Quoglee presidía el silencio como el maestro que era, con una sonrisa de suficiencia a medio aflorar en los labios. Juzgaba el silencio como si fuera música, una sucesión de compases en blanco que iban cayendo en perfecto orden. Entonces, un momento antes de que la revelación pudiera desatar una tempestad de comentarios, levantó un dedo.

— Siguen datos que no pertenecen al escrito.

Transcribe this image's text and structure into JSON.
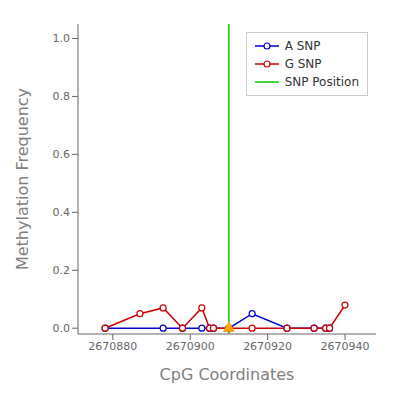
{
  "chart_data": {
    "type": "line",
    "title": "",
    "xlabel": "CpG Coordinates",
    "ylabel": "Methylation Frequency",
    "xlim": [
      2670871,
      2670948
    ],
    "ylim": [
      -0.02,
      1.05
    ],
    "xticks": [
      2670880,
      2670900,
      2670920,
      2670940
    ],
    "yticks": [
      {
        "value": 0.0,
        "label": "0.0"
      },
      0.2,
      0.4,
      0.6,
      0.8,
      {
        "value": 1.0,
        "label": "1.0"
      }
    ],
    "grid": false,
    "legend": "upper right",
    "series": [
      {
        "name": "A SNP",
        "type": "line",
        "color": "#0000cc",
        "marker": "circle",
        "line_style": "solid",
        "x": [
          2670878,
          2670893,
          2670898,
          2670903,
          2670905,
          2670906,
          2670910,
          2670916,
          2670925,
          2670932,
          2670935,
          2670936
        ],
        "values": [
          0.0,
          0.0,
          0.0,
          0.0,
          0.0,
          0.0,
          0.0,
          0.05,
          0.0,
          0.0,
          0.0,
          0.0
        ]
      },
      {
        "name": "G SNP",
        "type": "line",
        "color": "#cc0000",
        "marker": "circle",
        "line_style": "solid",
        "x": [
          2670878,
          2670887,
          2670893,
          2670898,
          2670903,
          2670905,
          2670906,
          2670910,
          2670916,
          2670925,
          2670932,
          2670935,
          2670936,
          2670940
        ],
        "values": [
          0.0,
          0.05,
          0.07,
          0.0,
          0.07,
          0.0,
          0.0,
          0.0,
          0.0,
          0.0,
          0.0,
          0.0,
          0.0,
          0.08
        ]
      },
      {
        "name": "SNP Position",
        "type": "vline",
        "color": "#00cc00",
        "line_style": "solid",
        "x": [
          2670910
        ]
      },
      {
        "type": "scatter",
        "color": "#ffa500",
        "marker": "triangle",
        "line_style": "none",
        "x": [
          2670910
        ],
        "values": [
          0.0
        ]
      }
    ]
  }
}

De entre la multitud, una voz de mujer emitió una única nota, aguda y clara, que sostuvo durante un tiempo imposiblemente largo, y luego, sin parar para tomar aliento, la bajó a una secuencia quejumbrosa que, por fin, desembocó en palabras, un plañido de soledad. Todos los ojos se volvieron hacia una mezzosoprano corpulenta vestida de color marfil a la que nadie reconocía. Mientras cantaba, avanzó con paso firme entre la multitud hasta unirse a Quoglee en su tarima. La voz del bardo se unió a la de ella, cruzando y entretejiendo melodías incluso mientras chocaban las palabras, dos amantes cantando al amor y el amor denegado.

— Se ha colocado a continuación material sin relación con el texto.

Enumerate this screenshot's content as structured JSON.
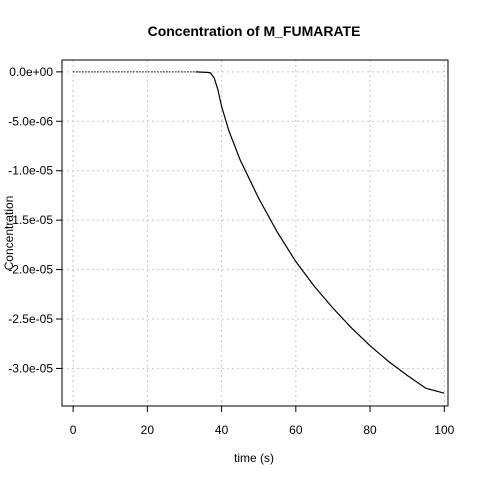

Desde los rincones de la sala, los instrumentos, una sutil viola y el músculo de un contrabajo y un arpa, jugaban sobre el fondo de las voces pero, por obra de la magia de la música, cada uno se distinguía con claridad. La repetición de las súplicas vocales contra los mandamientos instrumentales permitía que el oído siguiera a uno y luego al otro y luego al otro. De haber sido habla, habría resultado ininteligible, pero en la música, cada línea resultaba diáfana, particular, nítida en su llamada. La pasión de una hermana, la confusión de un hermano, la juventud agitada, la sociedad con su ceñuda condena, los secretos nacidos en las alcobas de una casa linajuda. Una mujer desafiante y apasionada que no dejaba que nada se interpusiera en su camino.

Aunque no los nombraba, Quoglee no se había tomado ninguna molestia en disimular los objetos de su canción pero, como siempre, algunos nobles se enteraron antes que otros. Los que entendían no podían dar crédito a lo que oían. Buscaban guardias en el salón, seguros de que alguien debía detener aquel hermoso escándalo. Sin embargo, no había ni un guardia en su puesto. El Sa’kagé había escogido esa noche para desvelar su poder. Aquello no podía ser de ninguna manera una casualidad. Ese salón, que contenía a doscientos representantes de lo más florido del reino, cifra que engrosaban por momentos los curiosos que acudían a ver qué tenía tan absorto a todo el mundo, normalmente estaba protegido por al menos una docena de los guardias de la reina. Quoglee cantaba una traición, y nadie lo paraba. La belleza de la música y la seducción de un rumor mantenían a los nobles hechizados. Fue la obra maestra de Quoglee. Nadie había oído nunca una música así. Las cuerdas guerreaban entre ellas y el amor prohibido batallaba consigo mismo, y la música proclamaba que ese amor retorcido era amor en verdad, mientras el chico se revolvía contra su consciencia y la mujer exigía sus derechos como amada.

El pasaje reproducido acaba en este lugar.